Cet écosystème contemporain n'est pas qu'écologique. Il est aussi social. Selon Sloman et Fernbach (2017), le savoir et l'intelligence reposent en grande partie sur nos relations avec les autres. Nous savons certaines choses non pas par expérience personnelle, mais parce que d'autres nous l'ont dit ou enseigné ou nous l'avons lu quelque part. Et nous croyons que c'est vrai, parce que nous avons confiance dans les autres (sinon, on serait condamnés à réinventer la roue à chaque naissance). L'intelligence et le savoir seraient une affaire collective bien plus que personnelles et nous aurions avantage, comme espèce, à démocratiser les deux. « Le problème avec la vision de l'intelligence comme exclusivement individuelle, c'est que les individus ne peuvent pas résoudre des problèmes d'une complexité stupéfiante. » (Sternberg, p. 248)

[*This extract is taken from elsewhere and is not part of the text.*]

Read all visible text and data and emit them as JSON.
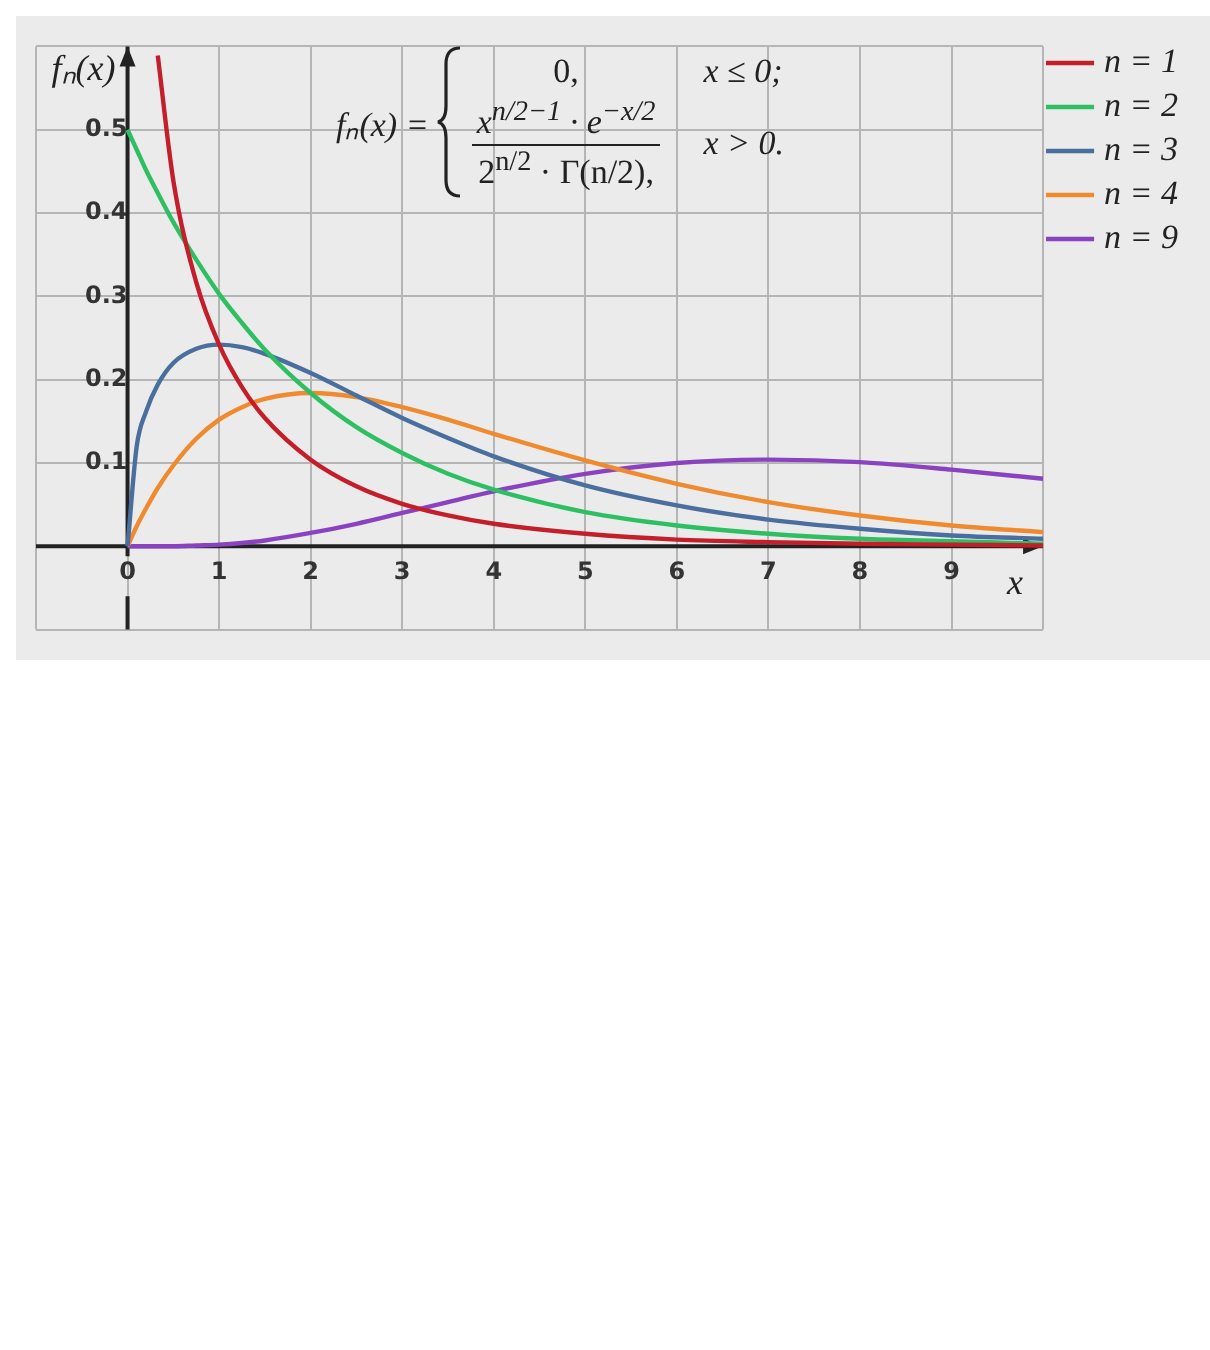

De quoi avons-nous besoin pour faire face aux défis de demain ? Comment peut-on accompagner et soutenir les apprenants dans leur parcours ? Au-delà de la mesure, du chiffre, de la somme des points, comment peut-on favoriser le développement de l'intelligence réelle chez nos élèves ?
« Il y a une question à laquelle les éducateurs doivent donc répondre. Qu'est-ce qui est le plus important – s'accrocher à un enseignement et à une évaluation qui reflètent souvent un monde depuis longtemps révolu, ou adopter de nouvelles méthodes pour faire face aux défis contemporains ? Il est temps pour eux de choisir la seconde option. » (Sternberg p. 211-212)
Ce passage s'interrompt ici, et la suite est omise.